Is bourbon's recent revival just a fad, or can the old-time liquor of the South keep this two-decade run going?
Julian Van Winkle III is optimistic. "It just seems to be getting more popular all the time," he says. "We're seeing no slow down in demand at all."
More people in their 20s and 30s are ordering bourbon these days, some taking it on the rocks or with just a splash of water and others mixing it in an ever-expanding array of inventive cocktails.
Indeed, there's a subtlety and authenticity to a liquor that gets its flavoring from years spent in charred oak rather than blasts of sugary goo. In many ways bourbon seems like the ideal spirit for our times.
Brooks Reitz, a native Kentuckian and the manager at FIG, sees bourbon as perfectly in line with his restaurant's ingredients-centric philosophy. "These days, it's all about the heritage breeds of pork, the small batches, and artisanal products ... it's all led back naturally to good, small-batch bourbon."
That aesthetic is finding an appeal outside the South, too. Just as they are embracing stone-ground grits and pimento cheese, consumers are discovering the delights of bourbon. Exports have boomed over the past decade, with a 17 percent rise in 2011 alone. Distillers are banking on big growth in China and India, and they've been investing heavily in increasing production capacity, like the $50 million expansion that doubled the output of the Wild Turkey distillery in Lawrenceburg, Ky.

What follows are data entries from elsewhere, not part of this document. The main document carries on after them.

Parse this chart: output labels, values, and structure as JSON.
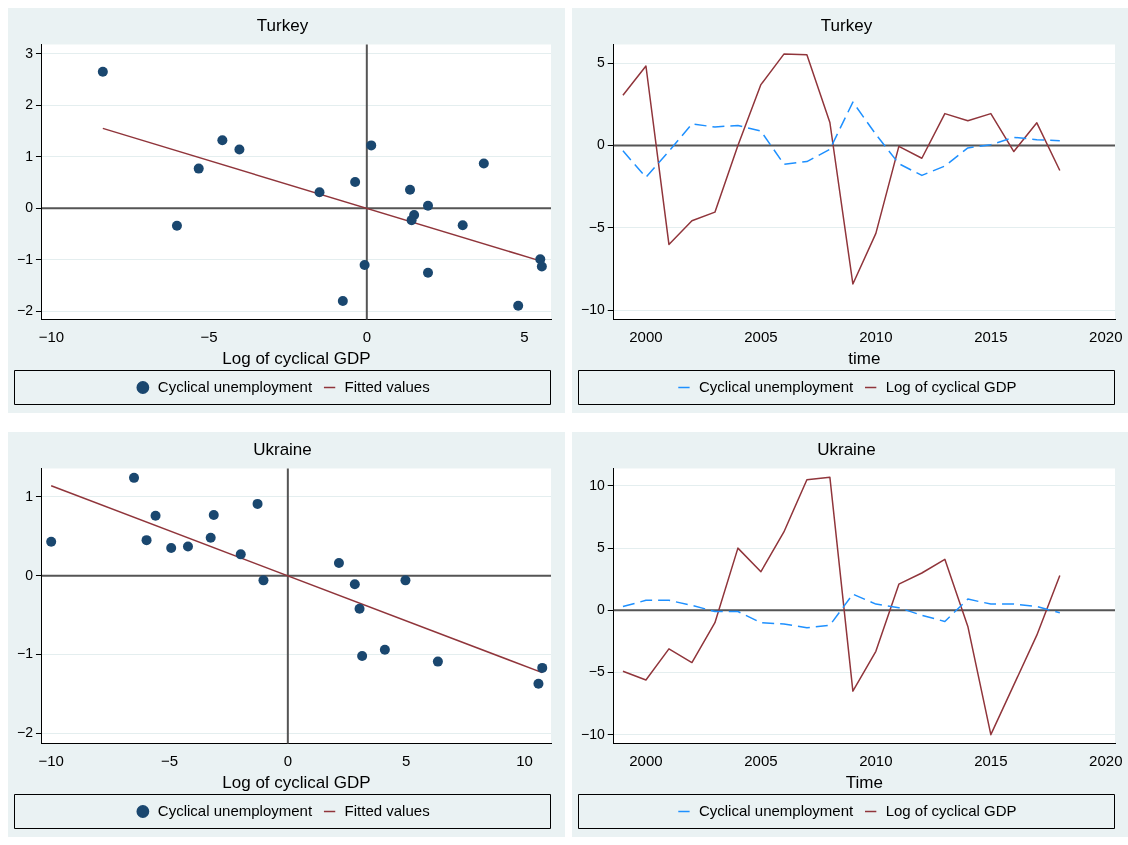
{
  "chart_data": [
    {
      "type": "scatter",
      "title": "Turkey",
      "xlabel": "Log of cyclical GDP",
      "xlim": [
        -10.3,
        5.84
      ],
      "xticks": [
        -10,
        -5,
        0,
        5
      ],
      "ylim": [
        -2.16,
        3.18
      ],
      "yticks": [
        -2,
        -1,
        0,
        1,
        2,
        3
      ],
      "grid": "y",
      "legend": "bottom",
      "ref_lines": [
        {
          "axis": "y",
          "value": 0,
          "color": "#555555"
        },
        {
          "axis": "x",
          "value": 0,
          "color": "#555555"
        }
      ],
      "series": [
        {
          "name": "Cyclical unemployment",
          "color": "#1a476f",
          "marker": "circle",
          "x": [
            -8.37,
            -6.02,
            -5.33,
            -4.58,
            -4.04,
            -1.5,
            -0.37,
            0.14,
            -0.07,
            -0.76,
            1.37,
            1.5,
            1.42,
            1.94,
            1.94,
            3.04,
            3.71,
            4.8,
            5.5,
            5.55
          ],
          "values": [
            2.65,
            -0.34,
            0.77,
            1.32,
            1.14,
            0.31,
            0.51,
            1.22,
            -1.1,
            -1.8,
            0.36,
            -0.13,
            -0.23,
            0.05,
            -1.25,
            -0.33,
            0.87,
            -1.89,
            -0.99,
            -1.13
          ]
        },
        {
          "name": "Fitted values",
          "type": "line",
          "color": "#90353b",
          "marker": "none",
          "x": [
            -8.37,
            5.55
          ],
          "values": [
            1.55,
            -1.03
          ]
        }
      ]
    },
    {
      "type": "line",
      "title": "Turkey",
      "xlabel": "time",
      "xlim": [
        1998.6,
        2020.4
      ],
      "xticks": [
        2000,
        2005,
        2010,
        2015,
        2020
      ],
      "ylim": [
        -10.56,
        6.14
      ],
      "yticks": [
        -10,
        -5,
        0,
        5
      ],
      "grid": "y",
      "legend": "bottom",
      "marker": "none",
      "ref_lines": [
        {
          "axis": "y",
          "value": 0,
          "color": "#555555"
        }
      ],
      "x": [
        1999,
        2000,
        2001,
        2002,
        2003,
        2004,
        2005,
        2006,
        2007,
        2008,
        2009,
        2010,
        2011,
        2012,
        2013,
        2014,
        2015,
        2016,
        2017,
        2018
      ],
      "series": [
        {
          "name": "Cyclical unemployment",
          "color": "#1e90ff",
          "line_style": "dashed",
          "values": [
            -0.32,
            -1.92,
            -0.34,
            1.31,
            1.13,
            1.22,
            0.88,
            -1.13,
            -0.97,
            -0.23,
            2.64,
            0.68,
            -1.1,
            -1.81,
            -1.24,
            -0.14,
            0.05,
            0.5,
            0.36,
            0.29
          ]
        },
        {
          "name": "Log of cyclical GDP",
          "color": "#90353b",
          "line_style": "solid",
          "values": [
            3.05,
            4.83,
            -6.0,
            -4.56,
            -4.04,
            0.0,
            3.7,
            5.55,
            5.51,
            1.4,
            -8.4,
            -5.33,
            -0.05,
            -0.77,
            1.94,
            1.51,
            1.94,
            -0.36,
            1.38,
            -1.51
          ]
        }
      ]
    },
    {
      "type": "scatter",
      "title": "Ukraine",
      "xlabel": "Log of cyclical GDP",
      "xlim": [
        -10.39,
        11.12
      ],
      "xticks": [
        -10,
        -5,
        0,
        5,
        10
      ],
      "ylim": [
        -2.13,
        1.36
      ],
      "yticks": [
        -2,
        -1,
        0,
        1
      ],
      "grid": "y",
      "legend": "bottom",
      "ref_lines": [
        {
          "axis": "y",
          "value": 0,
          "color": "#555555"
        },
        {
          "axis": "x",
          "value": 0,
          "color": "#555555"
        }
      ],
      "series": [
        {
          "name": "Cyclical unemployment",
          "color": "#1a476f",
          "marker": "circle",
          "x": [
            -10.0,
            -6.5,
            -5.97,
            -5.59,
            -4.93,
            -4.22,
            -3.26,
            -3.13,
            -1.99,
            -1.28,
            -1.03,
            2.16,
            2.83,
            3.03,
            3.14,
            4.1,
            4.97,
            6.34,
            10.59,
            10.75
          ],
          "values": [
            0.43,
            1.24,
            0.45,
            0.76,
            0.35,
            0.37,
            0.48,
            0.77,
            0.27,
            0.91,
            -0.06,
            0.16,
            -0.11,
            -0.42,
            -1.02,
            -0.94,
            -0.06,
            -1.09,
            -1.37,
            -1.17
          ]
        },
        {
          "name": "Fitted values",
          "type": "line",
          "color": "#90353b",
          "marker": "none",
          "x": [
            -10.0,
            10.75
          ],
          "values": [
            1.14,
            -1.23
          ]
        }
      ]
    },
    {
      "type": "line",
      "title": "Ukraine",
      "xlabel": "Time",
      "xlim": [
        1998.6,
        2020.4
      ],
      "xticks": [
        2000,
        2005,
        2010,
        2015,
        2020
      ],
      "ylim": [
        -10.72,
        11.41
      ],
      "yticks": [
        -10,
        -5,
        0,
        5,
        10
      ],
      "grid": "y",
      "legend": "bottom",
      "marker": "none",
      "ref_lines": [
        {
          "axis": "y",
          "value": 0,
          "color": "#555555"
        }
      ],
      "x": [
        1999,
        2000,
        2001,
        2002,
        2003,
        2004,
        2005,
        2006,
        2007,
        2008,
        2009,
        2010,
        2011,
        2012,
        2013,
        2014,
        2015,
        2016,
        2017,
        2018
      ],
      "series": [
        {
          "name": "Cyclical unemployment",
          "color": "#1e90ff",
          "line_style": "dashed",
          "values": [
            0.3,
            0.8,
            0.8,
            0.4,
            -0.1,
            -0.1,
            -1.0,
            -1.1,
            -1.4,
            -1.2,
            1.3,
            0.5,
            0.2,
            -0.4,
            -0.9,
            0.9,
            0.5,
            0.5,
            0.3,
            -0.2
          ]
        },
        {
          "name": "Log of cyclical GDP",
          "color": "#90353b",
          "line_style": "solid",
          "values": [
            -4.9,
            -5.6,
            -3.1,
            -4.2,
            -1.0,
            5.0,
            3.1,
            6.3,
            10.5,
            10.7,
            -6.5,
            -3.3,
            2.1,
            3.0,
            4.1,
            -1.3,
            -10.0,
            -6.0,
            -2.0,
            2.8
          ]
        }
      ]
    }
  ]
}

It seems that some exciting years lie ahead for America's native spirit. "I don't see it fading any time soon," Dan Latimer of Husk says. "With the artistry that goes into bourbon, the history, the fact that the general public is getting more educated about it ... it's here to stay."
If you're the kind of purist who takes your bourbon over a single cube of ice, Virgil Kaine Bourbon & Ginger probably isn't the tipple for you. But as far as I'm concerned, anything that can strike a blow against the flavored vodka martini plague is a step in the right direction.

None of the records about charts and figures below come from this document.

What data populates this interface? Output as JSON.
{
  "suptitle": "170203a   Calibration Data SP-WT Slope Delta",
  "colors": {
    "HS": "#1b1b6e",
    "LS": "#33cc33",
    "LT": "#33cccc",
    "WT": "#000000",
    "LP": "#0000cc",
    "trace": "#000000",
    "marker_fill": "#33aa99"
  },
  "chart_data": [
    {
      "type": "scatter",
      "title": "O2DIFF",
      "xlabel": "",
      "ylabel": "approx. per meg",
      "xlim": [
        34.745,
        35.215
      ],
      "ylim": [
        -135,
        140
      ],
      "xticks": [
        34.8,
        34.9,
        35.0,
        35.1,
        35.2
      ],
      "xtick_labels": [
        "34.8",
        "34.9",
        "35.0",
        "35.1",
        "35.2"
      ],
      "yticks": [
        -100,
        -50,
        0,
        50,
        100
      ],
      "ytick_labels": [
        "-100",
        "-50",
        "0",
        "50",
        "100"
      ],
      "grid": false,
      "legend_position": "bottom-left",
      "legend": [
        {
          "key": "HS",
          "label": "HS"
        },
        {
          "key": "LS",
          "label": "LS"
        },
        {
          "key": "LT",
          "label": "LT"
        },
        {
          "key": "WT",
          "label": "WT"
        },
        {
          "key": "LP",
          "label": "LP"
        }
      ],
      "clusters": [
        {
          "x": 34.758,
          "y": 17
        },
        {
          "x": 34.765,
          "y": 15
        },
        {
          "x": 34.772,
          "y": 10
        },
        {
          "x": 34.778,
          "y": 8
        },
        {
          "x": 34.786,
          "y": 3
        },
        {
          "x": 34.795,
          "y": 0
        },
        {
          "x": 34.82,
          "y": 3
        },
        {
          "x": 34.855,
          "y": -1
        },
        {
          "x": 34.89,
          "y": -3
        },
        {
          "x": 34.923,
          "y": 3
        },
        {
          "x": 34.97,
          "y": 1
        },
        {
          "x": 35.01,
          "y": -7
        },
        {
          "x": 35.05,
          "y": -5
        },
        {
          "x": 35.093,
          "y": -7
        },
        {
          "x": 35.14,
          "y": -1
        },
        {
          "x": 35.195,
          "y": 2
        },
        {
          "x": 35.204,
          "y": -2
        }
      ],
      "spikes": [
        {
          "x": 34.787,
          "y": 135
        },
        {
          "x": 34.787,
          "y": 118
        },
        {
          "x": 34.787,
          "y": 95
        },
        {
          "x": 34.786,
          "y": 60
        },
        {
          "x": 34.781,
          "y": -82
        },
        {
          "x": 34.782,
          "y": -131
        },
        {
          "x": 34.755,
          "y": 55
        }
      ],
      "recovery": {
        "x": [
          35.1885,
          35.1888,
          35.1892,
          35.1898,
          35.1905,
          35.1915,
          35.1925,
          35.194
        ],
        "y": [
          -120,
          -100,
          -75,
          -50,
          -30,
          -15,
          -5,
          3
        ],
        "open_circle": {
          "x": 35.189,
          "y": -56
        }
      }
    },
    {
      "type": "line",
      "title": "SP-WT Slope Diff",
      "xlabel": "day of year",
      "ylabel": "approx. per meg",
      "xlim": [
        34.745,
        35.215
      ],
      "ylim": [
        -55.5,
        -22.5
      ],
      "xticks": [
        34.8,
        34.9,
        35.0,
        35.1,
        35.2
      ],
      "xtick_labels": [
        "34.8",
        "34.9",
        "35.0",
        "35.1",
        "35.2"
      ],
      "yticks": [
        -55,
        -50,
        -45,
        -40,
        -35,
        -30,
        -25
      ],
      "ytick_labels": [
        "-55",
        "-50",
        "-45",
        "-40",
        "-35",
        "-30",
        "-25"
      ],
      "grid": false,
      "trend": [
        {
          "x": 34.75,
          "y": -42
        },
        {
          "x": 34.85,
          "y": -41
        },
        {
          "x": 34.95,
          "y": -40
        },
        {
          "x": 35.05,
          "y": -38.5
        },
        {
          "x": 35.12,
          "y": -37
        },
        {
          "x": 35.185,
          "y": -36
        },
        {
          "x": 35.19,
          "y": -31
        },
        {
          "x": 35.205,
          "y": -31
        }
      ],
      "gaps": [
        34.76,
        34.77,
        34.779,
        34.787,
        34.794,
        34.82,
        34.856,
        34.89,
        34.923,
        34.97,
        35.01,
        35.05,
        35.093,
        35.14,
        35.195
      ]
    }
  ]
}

I've been experimenting with Virgil Kaine in cocktail recipes, and its infused spice brings a nice twist to traditional whiskey drinks. It's brilliant in a sour, and it seems to blend particularly well with a little squeeze of lime juice. Because it's sweeter than your typical non-infused bourbon, ease off a little on the amount of sugar called for in traditional bourbon recipes when using them with Virgil Kaine.

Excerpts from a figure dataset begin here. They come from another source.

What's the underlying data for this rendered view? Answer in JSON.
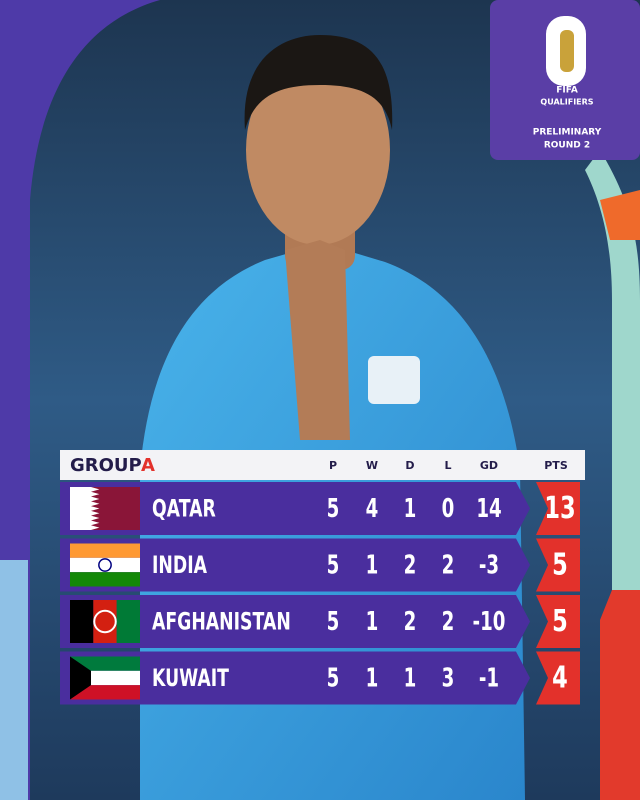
{
  "badge": {
    "brand": "FIFA",
    "subtitle": "QUALIFIERS",
    "stage_line1": "PRELIMINARY",
    "stage_line2": "ROUND 2"
  },
  "table": {
    "title": "GROUP",
    "group": "A",
    "columns": [
      "P",
      "W",
      "D",
      "L",
      "GD",
      "PTS"
    ],
    "rows": [
      {
        "team": "QATAR",
        "p": 5,
        "w": 4,
        "d": 1,
        "l": 0,
        "gd": 14,
        "pts": 13
      },
      {
        "team": "INDIA",
        "p": 5,
        "w": 1,
        "d": 2,
        "l": 2,
        "gd": -3,
        "pts": 5
      },
      {
        "team": "AFGHANISTAN",
        "p": 5,
        "w": 1,
        "d": 2,
        "l": 2,
        "gd": -10,
        "pts": 5
      },
      {
        "team": "KUWAIT",
        "p": 5,
        "w": 1,
        "d": 1,
        "l": 3,
        "gd": -1,
        "pts": 4
      }
    ]
  }
}
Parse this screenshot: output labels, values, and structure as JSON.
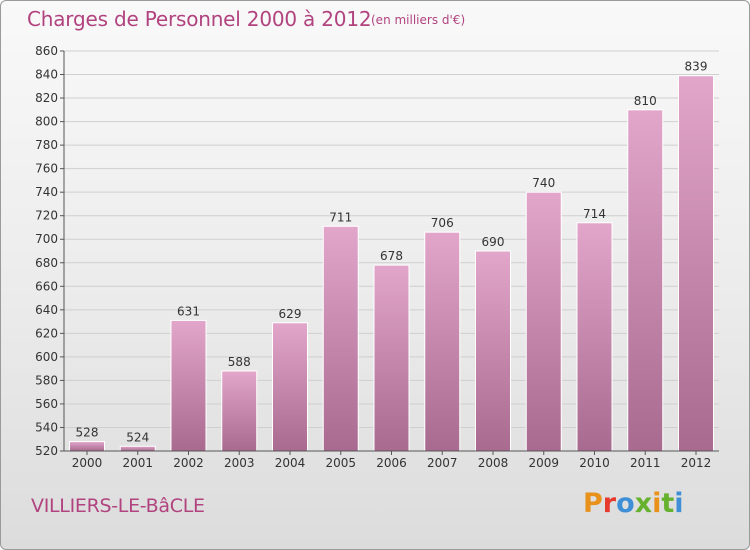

Here are two recommended recipes, the first from the Virgil Kaine website (bourbonandginger.com) and the other of my own formulation.
The Bitter End
The Virgil Kaine guys have come up with a nice twist on a Manhattan that balances Virgil Kaine's sweetness with bitter Campari.
• 2 oz. Virgil Kaine Bourbon & Ginger
• 1 oz. sweet vermouth
• ½ oz. Campari
Pour all liquors into a pint glass with ice and stir with a spoon for 30 seconds. Strain and pour in martini glass or rocks glass with one large piece of ice.
Virgil Kaine's ginger bite and a splash of lime juice make for an interesting modified mint julep. Sweet, sharp, and minty, it's a fine sipping drink.
• 2 oz Virgil Kaine Bourbon & Ginger
• ½ oz simple syrup
• 6 mint leaves, plus an extra sprig for garnish
• ¹⁄8 of a lime
Put the mint leaves and simple syrup in a mixing glass and press with a muddler or wooden spoon — not hard enough to break up the leaves but just enough to squeeze out the mint oil. Add the bourbon, squeeze in the lime juice, and stir to blend. Strain the mixture over crushed ice in a rocks glass or, if you're lucky enough to have one, a silver julep cup. Stir vigorously with a spoon until the sides of the glass begin to frost, then garnish with a spring of mint and serve.